Ses missions seraient de financer les entreprises françaises sur les moyen et long termes, de stimuler l’innovation (placez du « vert » pour faire de gros clins d’œil aux amis apporteurs d’af… de voix), d’aider à relancer la croissance (vieille lubie d’arriérés productivistes), soutenir l’industrie (qui pollue notre pays), éviter les délocalisations et intensifier les exportations  (les français d’abord !).

Rationnaliser l’interventionnisme déjà existant

Il faut tout d’abord noter que, d’après les théoriciens sans barbe, cette banque ne serait pas une création ex-nihilo financée discrètement en allant trouer un peu plus encore la passoire des finances tricolores, mais qu’elle rassemblerait l’existant en la matière, soit : la Caisse des Dépôts et Consignations (et ses nombreuses filiales), Oséo, le Fonds Stratégique d’Investissement et la Banque Postale2. L’argument latent est compréhensible : prenez des ingrédients qui, seuls, ne servent à rien ou peu – les intéressés apprécieront – agrégez-les, mélangez, mettez au four le temps d’une échéance électorale et Marvous obtenez un met suffisamment présentable pour passer à Top Grand Chef Visionnaire, la future émission peoplitique de M63. Si en plus vous  avez l’intelligence de le packager correctement, d’appâter le chaland dans la rue avec sa bonne odeur, de le renommer d’un nom ronflant et facilement siglisable pour que les mandarins mangent à ce râtelier en se faisant des clins d’œil d’initiés, c’est gagné. Et ce tout en cachant la totalité facture du mieux possible, à moins que vous ne la mettiez sur l’ardoise des descendants, que vous l’envoyiez au camarade Strauss-Kahn qui aime sauver le monde, voire à la camarade Marine qui a beau jeu de faire la leçon à tout le monde sans n’avoir rien d’autre à gérer que son parti aux finances exsangues.

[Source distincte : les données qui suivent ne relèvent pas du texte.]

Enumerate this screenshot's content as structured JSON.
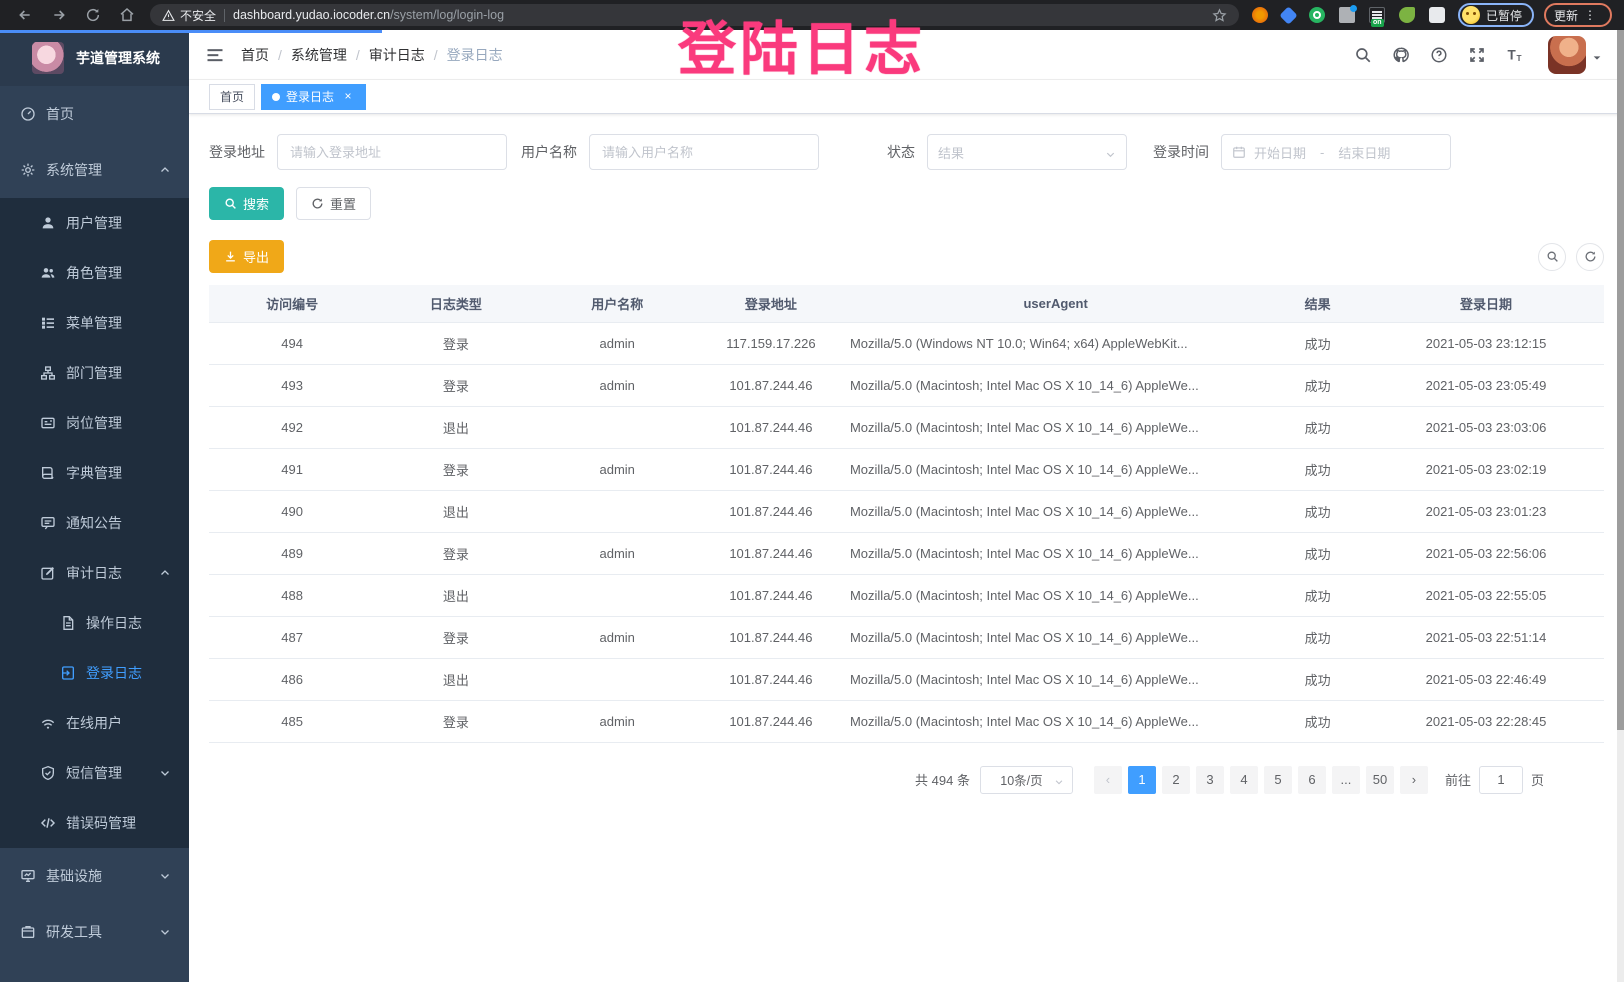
{
  "browser": {
    "security_label": "不安全",
    "url_host": "dashboard.yudao.iocoder.cn",
    "url_path": "/system/log/login-log",
    "extension_on_badge": "on",
    "paused_badge": "已暂停",
    "update_button": "更新"
  },
  "annotation": {
    "text": "登陆日志",
    "color": "#fa3a7d"
  },
  "sidebar": {
    "logo_title": "芋道管理系统",
    "menu": [
      {
        "key": "home",
        "label": "首页",
        "icon": "dashboard",
        "level": 0
      },
      {
        "key": "system",
        "label": "系统管理",
        "icon": "gear",
        "level": 0,
        "caret": "up"
      },
      {
        "key": "user",
        "label": "用户管理",
        "icon": "user",
        "level": 1
      },
      {
        "key": "role",
        "label": "角色管理",
        "icon": "users",
        "level": 1
      },
      {
        "key": "menu",
        "label": "菜单管理",
        "icon": "list",
        "level": 1
      },
      {
        "key": "dept",
        "label": "部门管理",
        "icon": "tree",
        "level": 1
      },
      {
        "key": "post",
        "label": "岗位管理",
        "icon": "idcard",
        "level": 1
      },
      {
        "key": "dict",
        "label": "字典管理",
        "icon": "book",
        "level": 1
      },
      {
        "key": "notice",
        "label": "通知公告",
        "icon": "message",
        "level": 1
      },
      {
        "key": "audit-log",
        "label": "审计日志",
        "icon": "edit",
        "level": 1,
        "caret": "up"
      },
      {
        "key": "operation-log",
        "label": "操作日志",
        "icon": "doc",
        "level": 2
      },
      {
        "key": "login-log",
        "label": "登录日志",
        "icon": "login",
        "level": 2,
        "active": true
      },
      {
        "key": "online-users",
        "label": "在线用户",
        "icon": "signal",
        "level": 1
      },
      {
        "key": "sms",
        "label": "短信管理",
        "icon": "checkcircle",
        "level": 1,
        "caret": "down"
      },
      {
        "key": "error-code",
        "label": "错误码管理",
        "icon": "code",
        "level": 1
      },
      {
        "key": "infrastructure",
        "label": "基础设施",
        "icon": "monitor",
        "level": 0,
        "caret": "down"
      },
      {
        "key": "dev-tools",
        "label": "研发工具",
        "icon": "tool",
        "level": 0,
        "caret": "down"
      }
    ]
  },
  "navbar": {
    "breadcrumb": [
      "首页",
      "系统管理",
      "审计日志",
      "登录日志"
    ]
  },
  "tags": {
    "home": "首页",
    "active_tab": "登录日志"
  },
  "filters": {
    "login_address_label": "登录地址",
    "login_address_placeholder": "请输入登录地址",
    "username_label": "用户名称",
    "username_placeholder": "请输入用户名称",
    "status_label": "状态",
    "status_placeholder": "结果",
    "login_time_label": "登录时间",
    "date_start_placeholder": "开始日期",
    "date_separator": "-",
    "date_end_placeholder": "结束日期",
    "search_button": "搜索",
    "reset_button": "重置",
    "export_button": "导出"
  },
  "table": {
    "columns": [
      "访问编号",
      "日志类型",
      "用户名称",
      "登录地址",
      "userAgent",
      "结果",
      "登录日期"
    ],
    "rows": [
      [
        "494",
        "登录",
        "admin",
        "117.159.17.226",
        "Mozilla/5.0 (Windows NT 10.0; Win64; x64) AppleWebKit...",
        "成功",
        "2021-05-03 23:12:15"
      ],
      [
        "493",
        "登录",
        "admin",
        "101.87.244.46",
        "Mozilla/5.0 (Macintosh; Intel Mac OS X 10_14_6) AppleWe...",
        "成功",
        "2021-05-03 23:05:49"
      ],
      [
        "492",
        "退出",
        "",
        "101.87.244.46",
        "Mozilla/5.0 (Macintosh; Intel Mac OS X 10_14_6) AppleWe...",
        "成功",
        "2021-05-03 23:03:06"
      ],
      [
        "491",
        "登录",
        "admin",
        "101.87.244.46",
        "Mozilla/5.0 (Macintosh; Intel Mac OS X 10_14_6) AppleWe...",
        "成功",
        "2021-05-03 23:02:19"
      ],
      [
        "490",
        "退出",
        "",
        "101.87.244.46",
        "Mozilla/5.0 (Macintosh; Intel Mac OS X 10_14_6) AppleWe...",
        "成功",
        "2021-05-03 23:01:23"
      ],
      [
        "489",
        "登录",
        "admin",
        "101.87.244.46",
        "Mozilla/5.0 (Macintosh; Intel Mac OS X 10_14_6) AppleWe...",
        "成功",
        "2021-05-03 22:56:06"
      ],
      [
        "488",
        "退出",
        "",
        "101.87.244.46",
        "Mozilla/5.0 (Macintosh; Intel Mac OS X 10_14_6) AppleWe...",
        "成功",
        "2021-05-03 22:55:05"
      ],
      [
        "487",
        "登录",
        "admin",
        "101.87.244.46",
        "Mozilla/5.0 (Macintosh; Intel Mac OS X 10_14_6) AppleWe...",
        "成功",
        "2021-05-03 22:51:14"
      ],
      [
        "486",
        "退出",
        "",
        "101.87.244.46",
        "Mozilla/5.0 (Macintosh; Intel Mac OS X 10_14_6) AppleWe...",
        "成功",
        "2021-05-03 22:46:49"
      ],
      [
        "485",
        "登录",
        "admin",
        "101.87.244.46",
        "Mozilla/5.0 (Macintosh; Intel Mac OS X 10_14_6) AppleWe...",
        "成功",
        "2021-05-03 22:28:45"
      ]
    ]
  },
  "pagination": {
    "total_text": "共 494 条",
    "page_size": "10条/页",
    "pages": [
      "1",
      "2",
      "3",
      "4",
      "5",
      "6",
      "...",
      "50"
    ],
    "active_page": "1",
    "goto_label": "前往",
    "goto_value": "1",
    "goto_suffix": "页"
  },
  "colors": {
    "accent": "#409eff",
    "search_button": "#2bb6a8",
    "export_button": "#f0a818",
    "sidebar_bg": "#304156",
    "submenu_bg": "#1f2d3d",
    "annotation": "#fa3a7d",
    "success_text": "#606266"
  }
}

Bref, grâce à cette attèle, la bête à trois pattes qui, jusqu’ici n’a pas marché, ou pas assez bien, puisqu’il faut la rependre en main, va se mettre à jouer les lièvres demain lorsque le PS sera au sifflet. Au pire, si l’animal interventionniste, retors, s’entête à claudiquer pitoyablement, il ne faudra envoyer qu’un seul faire part de décès plutôt que d’aller chercher dans tous les recoins de France les rejetons de l’Etat au clientélisme inutilement coûteux, ça fera de l’économie de paperasse. Rationnel. Comme le fait d’éviter que les membres de ce fabuleux corps social, dont les meilleurs neurones se trouvent à la rue Solférino, ne se tirent dans les pattes comme on le constate si souvent, bien  que les plus belles argumentations de l’Etat tentaculaire reposent sur le fait que Lui-Seul peut pallier les défaillances du marché aveugle.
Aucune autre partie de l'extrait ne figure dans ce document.